そんな悪夢があったのに、ナオミはその悪夢の男・大杉とレイプ事件の半年後に結婚した。思わず「なんで?」と訝しがる下元。「それが女ってものかも知れないわね」「だから、あなたのような男が、女たちに復讐する気持ち、分かるのよ」下元はナオミと気持ちを通じ合えた気がした。

結婚してもナオミに酷いDVを続ける大杉。帰宅してもガン無視で食事中のナオミの服を脱がせおっぱいを嬲り、ベッドに転がして、ナオミの持っていた箸を取り上げ、近くにあったレコードを箸を使ってグルグル回転させアソコを嬲り、レコードに付いた愛液をナオミにしゃぶらせる。

大杉は、ナオミが自分に鬼畜変態行為をされて嫌がる姿に性的興奮を感じる変態、そしてナオミも大杉のそんな卑劣漢でハレンチな行為に性的興奮を覚える変態。結局は変態カップルだった。その一部始終を聴き、下元は「愛する人を失うことが一番辛いと思っていたよ」と肩を落とした。

チャイムが鳴り「お出迎えが来たか」逮捕を覚悟した下元が玄関に出ると、なんと入って来たのは帰宅した大杉。お出迎えが来たつもりが、逆に出迎えてしまったのだ(笑)大杉は全裸のナオミと下元を見て「何やってんだ、貴様!」と激怒するが、下元の手の銃を見て急にビビりだすw

下元が銃を構えて大杉を脅すが、卑劣な大杉は「この女、お前にやる!」下元が「奈美って覚えてるか?三人組にレイプされた女だ」に大杉は「俺は関係ねえ、知らねえ」の一点張り、「この女ならくれてやる!」取引することは忘れず(笑)怒髪天に達した下元は「殺してやる!」

下元が大杉に発砲しようとした瞬間、全裸のナオミがナイフを構えて二人に向かって走る。

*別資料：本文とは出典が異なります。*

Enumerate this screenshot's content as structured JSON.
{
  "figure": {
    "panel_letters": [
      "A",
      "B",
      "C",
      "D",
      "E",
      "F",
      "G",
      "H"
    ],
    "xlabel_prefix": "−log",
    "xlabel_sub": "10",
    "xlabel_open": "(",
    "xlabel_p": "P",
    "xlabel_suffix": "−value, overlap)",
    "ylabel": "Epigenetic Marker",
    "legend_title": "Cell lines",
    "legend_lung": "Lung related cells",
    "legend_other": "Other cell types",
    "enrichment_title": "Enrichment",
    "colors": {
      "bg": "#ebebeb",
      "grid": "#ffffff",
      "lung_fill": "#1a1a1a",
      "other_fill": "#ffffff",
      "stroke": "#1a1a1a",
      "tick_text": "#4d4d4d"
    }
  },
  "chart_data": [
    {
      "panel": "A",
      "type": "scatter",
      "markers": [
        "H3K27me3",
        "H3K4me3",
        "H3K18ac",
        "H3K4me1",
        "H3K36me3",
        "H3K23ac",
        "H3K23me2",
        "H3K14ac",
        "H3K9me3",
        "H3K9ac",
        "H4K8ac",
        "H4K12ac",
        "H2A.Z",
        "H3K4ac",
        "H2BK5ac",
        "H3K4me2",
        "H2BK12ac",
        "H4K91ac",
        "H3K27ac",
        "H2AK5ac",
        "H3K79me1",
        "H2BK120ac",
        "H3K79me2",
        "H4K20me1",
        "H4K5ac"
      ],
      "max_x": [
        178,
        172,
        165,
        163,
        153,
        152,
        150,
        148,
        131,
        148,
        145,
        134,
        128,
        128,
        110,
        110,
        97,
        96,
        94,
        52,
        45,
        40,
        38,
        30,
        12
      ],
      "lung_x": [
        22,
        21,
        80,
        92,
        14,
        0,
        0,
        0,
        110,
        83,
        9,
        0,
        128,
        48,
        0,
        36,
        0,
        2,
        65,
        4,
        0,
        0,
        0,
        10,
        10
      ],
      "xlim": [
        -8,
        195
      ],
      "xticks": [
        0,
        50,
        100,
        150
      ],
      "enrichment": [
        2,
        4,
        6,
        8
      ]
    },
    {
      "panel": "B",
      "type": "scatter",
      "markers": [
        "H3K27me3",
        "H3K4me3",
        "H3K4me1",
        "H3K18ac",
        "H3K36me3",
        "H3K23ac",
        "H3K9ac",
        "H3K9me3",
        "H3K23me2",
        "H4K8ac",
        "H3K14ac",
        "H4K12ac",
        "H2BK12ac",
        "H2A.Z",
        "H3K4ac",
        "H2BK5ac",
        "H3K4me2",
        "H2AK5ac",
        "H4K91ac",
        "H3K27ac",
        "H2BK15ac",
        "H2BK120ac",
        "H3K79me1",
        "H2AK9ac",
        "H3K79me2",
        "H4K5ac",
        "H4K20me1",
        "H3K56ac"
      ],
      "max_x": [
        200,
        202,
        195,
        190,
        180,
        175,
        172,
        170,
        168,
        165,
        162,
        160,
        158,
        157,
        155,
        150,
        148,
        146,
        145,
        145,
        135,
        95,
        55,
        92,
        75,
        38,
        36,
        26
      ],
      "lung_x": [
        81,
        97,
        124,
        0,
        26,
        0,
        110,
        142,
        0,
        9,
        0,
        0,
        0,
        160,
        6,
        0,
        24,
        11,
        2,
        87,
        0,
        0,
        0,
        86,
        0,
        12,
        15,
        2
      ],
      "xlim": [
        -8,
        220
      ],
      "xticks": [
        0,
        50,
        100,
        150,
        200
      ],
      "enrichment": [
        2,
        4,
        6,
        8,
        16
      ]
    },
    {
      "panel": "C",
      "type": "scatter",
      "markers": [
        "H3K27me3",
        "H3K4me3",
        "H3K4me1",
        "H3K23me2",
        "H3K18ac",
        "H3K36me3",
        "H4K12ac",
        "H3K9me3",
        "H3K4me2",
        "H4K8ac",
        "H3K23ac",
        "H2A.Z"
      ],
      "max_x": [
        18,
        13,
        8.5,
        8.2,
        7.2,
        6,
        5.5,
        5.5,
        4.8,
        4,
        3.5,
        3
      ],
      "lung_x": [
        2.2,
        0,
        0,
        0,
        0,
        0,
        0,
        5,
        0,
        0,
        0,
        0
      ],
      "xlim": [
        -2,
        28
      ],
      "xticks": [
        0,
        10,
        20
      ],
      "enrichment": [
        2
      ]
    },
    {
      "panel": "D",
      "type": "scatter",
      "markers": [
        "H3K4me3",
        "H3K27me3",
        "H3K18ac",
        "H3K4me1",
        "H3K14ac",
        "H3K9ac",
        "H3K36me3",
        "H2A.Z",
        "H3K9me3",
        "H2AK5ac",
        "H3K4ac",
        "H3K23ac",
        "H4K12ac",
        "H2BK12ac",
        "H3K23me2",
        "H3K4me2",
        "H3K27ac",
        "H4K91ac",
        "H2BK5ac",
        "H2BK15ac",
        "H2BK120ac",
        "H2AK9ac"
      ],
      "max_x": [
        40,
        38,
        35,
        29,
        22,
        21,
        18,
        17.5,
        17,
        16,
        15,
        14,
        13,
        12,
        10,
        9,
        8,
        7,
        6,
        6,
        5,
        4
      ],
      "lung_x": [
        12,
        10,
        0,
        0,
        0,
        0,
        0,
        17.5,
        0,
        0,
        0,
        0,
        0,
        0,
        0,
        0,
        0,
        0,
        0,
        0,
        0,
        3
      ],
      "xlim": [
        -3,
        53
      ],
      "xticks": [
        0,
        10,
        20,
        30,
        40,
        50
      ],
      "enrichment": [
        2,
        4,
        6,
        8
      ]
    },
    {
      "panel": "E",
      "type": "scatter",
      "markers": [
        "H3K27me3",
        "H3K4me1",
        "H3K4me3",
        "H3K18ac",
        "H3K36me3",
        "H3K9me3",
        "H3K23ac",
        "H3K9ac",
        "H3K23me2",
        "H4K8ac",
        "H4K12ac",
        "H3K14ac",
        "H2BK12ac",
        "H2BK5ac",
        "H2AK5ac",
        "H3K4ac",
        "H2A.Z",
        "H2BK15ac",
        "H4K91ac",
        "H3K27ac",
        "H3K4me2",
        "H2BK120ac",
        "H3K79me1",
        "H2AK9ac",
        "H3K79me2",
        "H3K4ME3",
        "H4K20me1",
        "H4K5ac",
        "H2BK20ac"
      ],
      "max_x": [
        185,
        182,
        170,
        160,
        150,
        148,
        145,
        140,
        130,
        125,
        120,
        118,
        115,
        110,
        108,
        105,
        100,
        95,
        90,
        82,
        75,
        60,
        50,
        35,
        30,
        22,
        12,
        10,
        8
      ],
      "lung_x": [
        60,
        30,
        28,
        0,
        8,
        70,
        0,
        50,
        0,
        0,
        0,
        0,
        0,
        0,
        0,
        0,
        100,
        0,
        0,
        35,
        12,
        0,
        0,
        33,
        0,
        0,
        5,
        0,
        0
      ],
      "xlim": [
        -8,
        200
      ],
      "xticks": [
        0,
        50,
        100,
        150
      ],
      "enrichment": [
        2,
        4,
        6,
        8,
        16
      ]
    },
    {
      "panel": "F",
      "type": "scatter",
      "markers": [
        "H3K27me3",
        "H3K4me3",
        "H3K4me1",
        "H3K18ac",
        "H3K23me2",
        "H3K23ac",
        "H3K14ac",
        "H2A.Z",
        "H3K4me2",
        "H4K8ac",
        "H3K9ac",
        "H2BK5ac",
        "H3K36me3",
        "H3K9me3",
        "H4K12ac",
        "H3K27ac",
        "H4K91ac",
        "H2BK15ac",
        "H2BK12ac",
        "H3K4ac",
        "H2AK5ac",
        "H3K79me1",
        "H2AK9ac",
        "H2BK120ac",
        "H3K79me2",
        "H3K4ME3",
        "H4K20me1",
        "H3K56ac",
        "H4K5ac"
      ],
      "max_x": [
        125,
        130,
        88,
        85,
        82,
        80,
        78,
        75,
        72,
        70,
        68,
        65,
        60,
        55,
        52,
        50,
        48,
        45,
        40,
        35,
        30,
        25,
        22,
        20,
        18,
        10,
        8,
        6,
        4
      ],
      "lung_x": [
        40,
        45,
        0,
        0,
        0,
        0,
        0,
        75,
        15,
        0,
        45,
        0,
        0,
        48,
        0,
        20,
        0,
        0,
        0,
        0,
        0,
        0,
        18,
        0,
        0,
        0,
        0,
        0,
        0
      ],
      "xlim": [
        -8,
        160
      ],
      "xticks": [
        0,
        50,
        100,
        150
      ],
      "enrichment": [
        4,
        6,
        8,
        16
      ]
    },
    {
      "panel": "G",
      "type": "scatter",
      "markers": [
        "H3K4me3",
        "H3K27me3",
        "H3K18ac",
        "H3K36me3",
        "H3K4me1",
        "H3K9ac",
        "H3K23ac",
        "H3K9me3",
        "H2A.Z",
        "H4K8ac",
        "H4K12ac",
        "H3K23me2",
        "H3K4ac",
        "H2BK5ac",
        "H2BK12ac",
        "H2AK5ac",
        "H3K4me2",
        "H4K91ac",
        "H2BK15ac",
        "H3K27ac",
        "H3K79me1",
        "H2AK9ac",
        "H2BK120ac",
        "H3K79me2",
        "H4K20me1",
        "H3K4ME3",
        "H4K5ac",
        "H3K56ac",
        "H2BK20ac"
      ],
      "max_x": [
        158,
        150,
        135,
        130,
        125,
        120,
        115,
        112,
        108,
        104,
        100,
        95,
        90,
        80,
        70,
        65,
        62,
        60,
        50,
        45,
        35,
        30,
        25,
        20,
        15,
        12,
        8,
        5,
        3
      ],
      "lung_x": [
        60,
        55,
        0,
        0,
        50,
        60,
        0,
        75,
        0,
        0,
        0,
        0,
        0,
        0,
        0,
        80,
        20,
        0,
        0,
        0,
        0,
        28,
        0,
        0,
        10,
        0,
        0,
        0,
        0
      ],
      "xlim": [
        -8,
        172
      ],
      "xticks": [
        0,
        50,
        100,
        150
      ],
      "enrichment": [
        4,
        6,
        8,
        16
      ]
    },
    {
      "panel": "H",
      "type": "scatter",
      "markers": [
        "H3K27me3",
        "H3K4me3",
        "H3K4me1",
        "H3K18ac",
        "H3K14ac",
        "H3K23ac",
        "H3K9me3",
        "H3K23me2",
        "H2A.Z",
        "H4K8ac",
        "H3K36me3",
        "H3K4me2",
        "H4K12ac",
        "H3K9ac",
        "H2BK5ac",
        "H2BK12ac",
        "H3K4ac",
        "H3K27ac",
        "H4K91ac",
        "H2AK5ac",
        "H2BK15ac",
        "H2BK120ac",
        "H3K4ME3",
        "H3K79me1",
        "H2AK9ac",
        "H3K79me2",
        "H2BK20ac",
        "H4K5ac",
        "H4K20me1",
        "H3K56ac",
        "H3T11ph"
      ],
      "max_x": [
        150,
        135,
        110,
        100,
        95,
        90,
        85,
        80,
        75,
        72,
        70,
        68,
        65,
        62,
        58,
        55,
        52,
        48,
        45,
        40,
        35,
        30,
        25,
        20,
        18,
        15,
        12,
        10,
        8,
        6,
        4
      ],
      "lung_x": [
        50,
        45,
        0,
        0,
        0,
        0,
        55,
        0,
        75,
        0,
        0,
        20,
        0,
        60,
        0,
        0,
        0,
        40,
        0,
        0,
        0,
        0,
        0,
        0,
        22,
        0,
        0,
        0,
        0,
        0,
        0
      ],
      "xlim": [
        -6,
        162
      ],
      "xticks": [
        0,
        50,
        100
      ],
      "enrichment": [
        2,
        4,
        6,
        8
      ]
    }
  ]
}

そして場面は変わり、取調室。逮捕されたナオミが「ええ、確かに私が殺しました」ここからラストでナオミがどっちの男を選択したか?何を仕出かしたのか?犯罪の瞬間が劇的に回想される。

大杉を撃ち殺そうとする下元を、ナオミはグサリを刺した。理由は「どんな暴力的な人でも私の夫。一人ぼっちになりたくなかった」ナイフで刺されて死ぬ瞬間、下元はナオミの耳元で「ありがとう」と呟いた。ナオミには確かに聞えた。でも次の瞬間、獣のような大杉はナオミを犯した。

バックから大杉に激しく犯されながら、ナオミは死んだ下元と目が合った。ナオミは発作的に、転がっている銃を手に取ると、大杉を撃ち殺した。呆然とする彼女の前に転がる、2人の死体。まるで「ナオミさん、俺の代わりに大杉を撃ってくれ」と言われたかのような、神の導き。ナオミは手錠をかけられ、連行された。